Tonino Caggiari, an entrepreneur from Oliena, meets a Fiat 128, a car that forces him to get in and be taken who knows where. Mr. Caggiari is a good man, and it’s the esteem the local people have for him that prompts the people of Oliena to act: first by notifying the authorities, then by contributing to the search.
It had already been the Romans who had failed to overcome the obstacle of the imperious nature of this land, and in the same way, the carabinieri would never have been able to trace the kidnappers without the help of locals, experts in the harsh terrain, as severe as its inhabitants.

Unable to compete with the outlaws on the level of territorial knowledge, the following day began a real intelligence war among the Sardinians: on one side, those who wanted to help Mr. Caggiari, on the other, those supporting the bandits who had kidnapped him. A fair fight that soon turned into an open conflict, where the carabinieri resorted to their only weapon in that context: firearms.

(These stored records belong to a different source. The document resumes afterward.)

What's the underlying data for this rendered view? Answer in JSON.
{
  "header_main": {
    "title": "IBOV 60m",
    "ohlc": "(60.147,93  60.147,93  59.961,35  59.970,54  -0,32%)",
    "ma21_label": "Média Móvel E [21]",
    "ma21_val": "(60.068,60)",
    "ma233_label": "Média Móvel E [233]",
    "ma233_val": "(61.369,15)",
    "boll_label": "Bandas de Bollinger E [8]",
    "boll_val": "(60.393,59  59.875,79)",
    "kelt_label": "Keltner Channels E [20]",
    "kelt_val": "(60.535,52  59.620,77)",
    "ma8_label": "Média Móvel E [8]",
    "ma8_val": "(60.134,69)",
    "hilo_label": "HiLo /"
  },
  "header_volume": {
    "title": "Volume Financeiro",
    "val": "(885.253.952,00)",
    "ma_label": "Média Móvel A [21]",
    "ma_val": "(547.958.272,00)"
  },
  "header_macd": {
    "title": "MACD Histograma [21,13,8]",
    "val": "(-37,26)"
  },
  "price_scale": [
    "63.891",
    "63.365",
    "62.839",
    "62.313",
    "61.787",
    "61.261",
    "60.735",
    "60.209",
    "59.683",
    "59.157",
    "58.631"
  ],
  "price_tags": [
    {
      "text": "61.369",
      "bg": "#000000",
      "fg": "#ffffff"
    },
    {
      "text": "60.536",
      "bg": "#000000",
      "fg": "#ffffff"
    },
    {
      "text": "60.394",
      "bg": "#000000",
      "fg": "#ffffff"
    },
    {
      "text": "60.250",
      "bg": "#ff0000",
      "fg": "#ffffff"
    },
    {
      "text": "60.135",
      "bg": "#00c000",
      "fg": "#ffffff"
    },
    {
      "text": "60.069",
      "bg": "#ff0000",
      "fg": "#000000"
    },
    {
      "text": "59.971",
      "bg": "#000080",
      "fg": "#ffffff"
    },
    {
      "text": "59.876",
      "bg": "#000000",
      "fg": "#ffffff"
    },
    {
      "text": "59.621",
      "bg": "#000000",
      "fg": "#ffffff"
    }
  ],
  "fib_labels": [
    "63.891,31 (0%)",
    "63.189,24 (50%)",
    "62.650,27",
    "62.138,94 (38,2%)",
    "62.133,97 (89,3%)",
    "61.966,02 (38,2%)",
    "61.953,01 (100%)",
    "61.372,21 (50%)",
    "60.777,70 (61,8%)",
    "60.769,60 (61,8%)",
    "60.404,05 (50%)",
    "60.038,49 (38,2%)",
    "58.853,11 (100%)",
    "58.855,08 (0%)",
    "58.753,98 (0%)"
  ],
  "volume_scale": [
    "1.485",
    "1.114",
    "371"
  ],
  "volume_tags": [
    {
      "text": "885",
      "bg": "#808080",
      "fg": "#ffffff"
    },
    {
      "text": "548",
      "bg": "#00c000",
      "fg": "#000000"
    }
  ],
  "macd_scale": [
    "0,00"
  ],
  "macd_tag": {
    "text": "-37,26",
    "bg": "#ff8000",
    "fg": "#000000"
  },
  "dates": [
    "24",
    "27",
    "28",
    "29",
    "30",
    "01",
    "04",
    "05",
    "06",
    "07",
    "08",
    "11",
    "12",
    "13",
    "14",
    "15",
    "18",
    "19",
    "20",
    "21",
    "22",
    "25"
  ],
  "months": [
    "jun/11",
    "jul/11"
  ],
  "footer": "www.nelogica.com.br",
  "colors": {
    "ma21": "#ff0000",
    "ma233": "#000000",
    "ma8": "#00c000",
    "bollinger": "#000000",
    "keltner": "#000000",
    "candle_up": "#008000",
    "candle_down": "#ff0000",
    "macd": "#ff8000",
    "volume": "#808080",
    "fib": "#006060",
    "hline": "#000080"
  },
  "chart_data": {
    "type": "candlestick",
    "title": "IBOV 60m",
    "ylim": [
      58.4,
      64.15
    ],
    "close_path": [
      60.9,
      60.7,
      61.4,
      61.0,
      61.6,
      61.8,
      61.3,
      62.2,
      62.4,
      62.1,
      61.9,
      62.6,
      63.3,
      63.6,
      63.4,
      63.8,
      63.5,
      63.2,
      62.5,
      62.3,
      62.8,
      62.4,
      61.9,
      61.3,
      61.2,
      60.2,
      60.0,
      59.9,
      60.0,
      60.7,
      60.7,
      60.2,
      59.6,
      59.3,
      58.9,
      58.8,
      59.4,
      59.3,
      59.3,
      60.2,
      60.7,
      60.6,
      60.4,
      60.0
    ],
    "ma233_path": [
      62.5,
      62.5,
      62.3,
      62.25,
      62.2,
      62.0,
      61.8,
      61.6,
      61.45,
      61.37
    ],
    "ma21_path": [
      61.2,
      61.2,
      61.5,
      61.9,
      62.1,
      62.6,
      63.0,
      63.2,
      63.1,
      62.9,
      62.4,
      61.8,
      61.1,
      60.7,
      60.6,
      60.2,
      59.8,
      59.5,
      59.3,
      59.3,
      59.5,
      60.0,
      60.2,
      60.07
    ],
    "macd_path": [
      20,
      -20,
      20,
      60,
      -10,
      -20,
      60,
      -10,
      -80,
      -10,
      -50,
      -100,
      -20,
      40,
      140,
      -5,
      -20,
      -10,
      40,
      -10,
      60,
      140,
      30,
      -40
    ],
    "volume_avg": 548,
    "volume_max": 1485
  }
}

Caggiari was then released, and the fleeing bandits were found in the countryside of Osposidda, where a shootout broke out and lasted four hours. Four hours, as there were four bandits killed: Giuseppe Mesina, Giovanni Corraine, Salvatore Fais, Nicola Floris. The only victim among the law enforcement was Superintendent Vincenzo Marongiu.

Whether it was really necessary to stain the Mediterranean scrub with blood for four hours remains an open question.

But when the law enforcement officers transported the bodies of the bandits with sirens and horns blaring, as if they were returning from a successful hunting trip, the true face of those who were supposed to play the role of the “good guys” in this story was revealed: a cruel face, incapable of understanding the tragedy of a community where crime does not arise by chance, but is rooted in deep motivations.

Far from justifying violence, which remains unjustifiable, banditry is the result of centuries of oppression and discrimination that, as history shows, inevitably generate a sick society. But while those who throw stones can always hide their hands, those who receive them do not have the privilege of rebelling in the shadows.

That Mediterranean scrub, stained with blood, continues to sing what Marras still sings today, almost with tears in his eyes:

“Chie bos fachet luttu, mortos de Osposidda?”

Who will mourn you, dead of Osposidda?